Model of GHD8 complex regulating flowering time. The heterotrimer GHD8-OsHAP5b-HD1 targets the CCAAT-box element and/or CORE motif of the Ghd7 promoter to activate its expression, leading to suppression of Ehd1 and downregulation of Hd3a expression

Previously, Ghd8 was shown to play a similar role as Hd1 with repression or activation in flowering time under LD or SD conditions [27, 30]. Hd1 repressed Hd3a under LD conditions or activated gene expression under SD conditions in the presence of the nonfunctional ghd7 [25]. In the current study, the dual function for Ghd8 on flowering was also found to be dependent on the presence of the nonfunctional ghd7 (Fig. 3b, c). In the comparison between NIL (ghd8ghd7) and NIL (Ghd8ghd7) with the functional Hd1 background, Ghd8 caused early flowering under SD conditions. Consistently, the Hd3a expression was much more activated in NIL (Ghd8ghd7) than that in NIL (ghd8ghd7). Previous study also revealed that under SD conditions, Hd1 could activate the expression of Ehd1 and Hd3a regardless of Ghd7 functions [11]. In addition, it was reported that HD1-containing NF-Y complex has the capacity to bind a conserved response element in the Hd3a promoter [6]. These results suggest that Ghd8 acts as an activator and might work together with Hd1 to regulate Hd3a under SD conditions (Fig. 3). As mentioned above, the GHD7-HD1 complex could bind the Ehd1 promoter under LD conditions [25]. The GHD8-HD1 complex promoted the flowering time through regulating Hd3a expression [30]. And GHD8-HAP5b-HD1 complex may activate Ghd7 expression to enhance its repression effect on flowering time. These data point to the flowering regulatory pathway linking Ghd8 to Hd1 and Ghd7. Taken together, these results indicate that Hd1 not only plays an important role in activating transcription under SD conditions but also incorporates GHD7 protein, inhibiting the expression of Ehd1 in the LD repression pathway. Moreover, Ghd8 could enhance the inhibitory role of Ghd7 in flowering time under both SD and LD conditions (Fig. 3c). These findings suggest that the Hd1 function become flexible to affect flowering time in terms of the photoperiod change through interacting with other transcription factors like Ghd8 and Ghd7.

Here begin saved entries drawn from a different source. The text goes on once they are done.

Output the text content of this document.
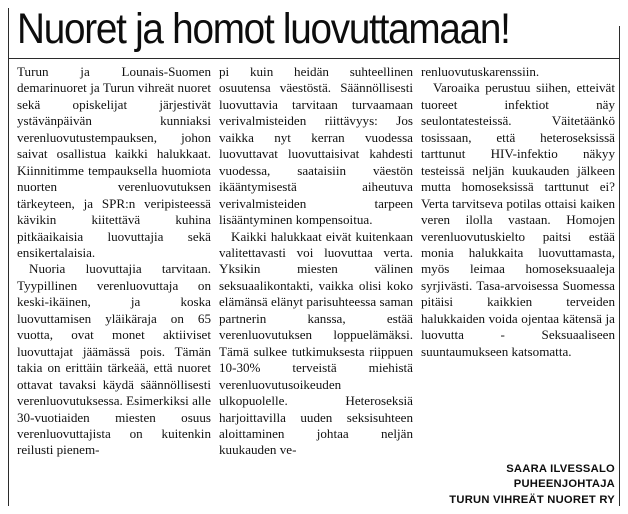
Nuoret ja homot luovuttamaan!

Turun ja Lounais-Suomen demarinuoret ja Turun vihreät nuoret sekä opiskelijat järjestivät ystävänpäivän kunniaksi verenluovutustempauksen, johon saivat osallistua kaikki halukkaat. Kiinnitimme tempauksella huomiota nuorten verenluovutuksen tärkeyteen, ja SPR:n veripisteessä kävikin kiitettävä kuhina pitkäaikaisia luovuttajia sekä ensikertalaisia.

Nuoria luovuttajia tarvitaan. Tyypillinen verenluovuttaja on keski-ikäinen, ja koska luovuttamisen yläikäraja on 65 vuotta, ovat monet aktiiviset luovuttajat jäämässä pois. Tämän takia on erittäin tärkeää, että nuoret ottavat tavaksi käydä säännöllisesti verenluovutuksessa. Esimerkiksi alle 30-vuotiaiden miesten osuus verenluovuttajista on kuitenkin reilusti pienem-

pi kuin heidän suhteellinen osuutensa väestöstä. Säännöllisesti luovuttavia tarvitaan turvaamaan verivalmisteiden riittävyys: Jos vaikka nyt kerran vuodessa luovuttavat luovuttaisivat kahdesti vuodessa, saataisiin väestön ikääntymisestä aiheutuva verivalmisteiden tarpeen lisääntyminen kompensoitua.

Kaikki halukkaat eivät kuitenkaan valitettavasti voi luovuttaa verta. Yksikin miesten välinen seksuaalikontakti, vaikka olisi koko elämänsä elänyt parisuhteessa saman partnerin kanssa, estää verenluovutuksen loppuelämäksi. Tämä sulkee tutkimuksesta riippuen 10-30% terveistä miehistä verenluovutusoikeuden ulkopuolelle. Heteroseksiä harjoittavilla uuden seksisuhteen aloittaminen johtaa neljän kuukauden ve-

renluovutuskarenssiin.

Varoaika perustuu siihen, etteivät tuoreet infektiot näy seulontatesteissä. Väitetäänkö tosissaan, että heteroseksissä tarttunut HIV-infektio näkyy testeissä neljän kuukauden jälkeen mutta homoseksissä tarttunut ei? Verta tarvitseva potilas ottaisi kaiken veren ilolla vastaan. Homojen verenluovutuskielto paitsi estää monia halukkaita luovuttamasta, myös leimaa homoseksuaaleja syrjivästi. Tasa-arvoisessa Suomessa pitäisi kaikkien terveiden halukkaiden voida ojentaa kätensä ja luovutta - Seksuaaliseen suuntaumukseen katsomatta.

SAARA ILVESSALO
PUHEENJOHTAJA
TURUN VIHREÄT NUORET RY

GHD8-OsHAP5b-HD1 binds the CCAAT-box

Ghd8 encodes a homolog of HAP3 or NF-YB subunit, together with HAP2 and HAP5 or NF-YA and NF-YC, constitutes the trimeric complex to bind the CCAAT-box at the promoter to activate the gene transcription [33]. However, in the absence of NF-YA, other transcription factors, such as CO or bZIP, also interact with NF-YB and NF-YC to form new complexes, leading to different binding sites that do not strictly bind to the CCAAT-box [30, 38, 39, 40, 41]. For example, the CCT domain of CO and CO-like protein could interact with the complex of NF-YB and NF-YC to bind the CORE-element in Arabidopsis [35, 42]. In rice, the GHD8-OsHAP5b-HD1 complex has been reported to directly bind the CORE1 element on the promoter of Hd3a to regulate flowering [30]. In the current study, GHD8-OsHAP5b was found to interact with HD1 to form a trimeric complex to bind the CCAAT-box at the − 355 bp site of the Ghd7 promoter. HD1 alone or the HD1-Ghd8 dimer were able to directly bind to the DNA fragment F1 that harbors the CCAAT-box, but this fragment did not cover the CORE1-like motif sequences (Fig. 5). Therefore, we propose that GHD8-HD1 or HD1 protein can recognize the CCAAT motif at the − 355 bp site.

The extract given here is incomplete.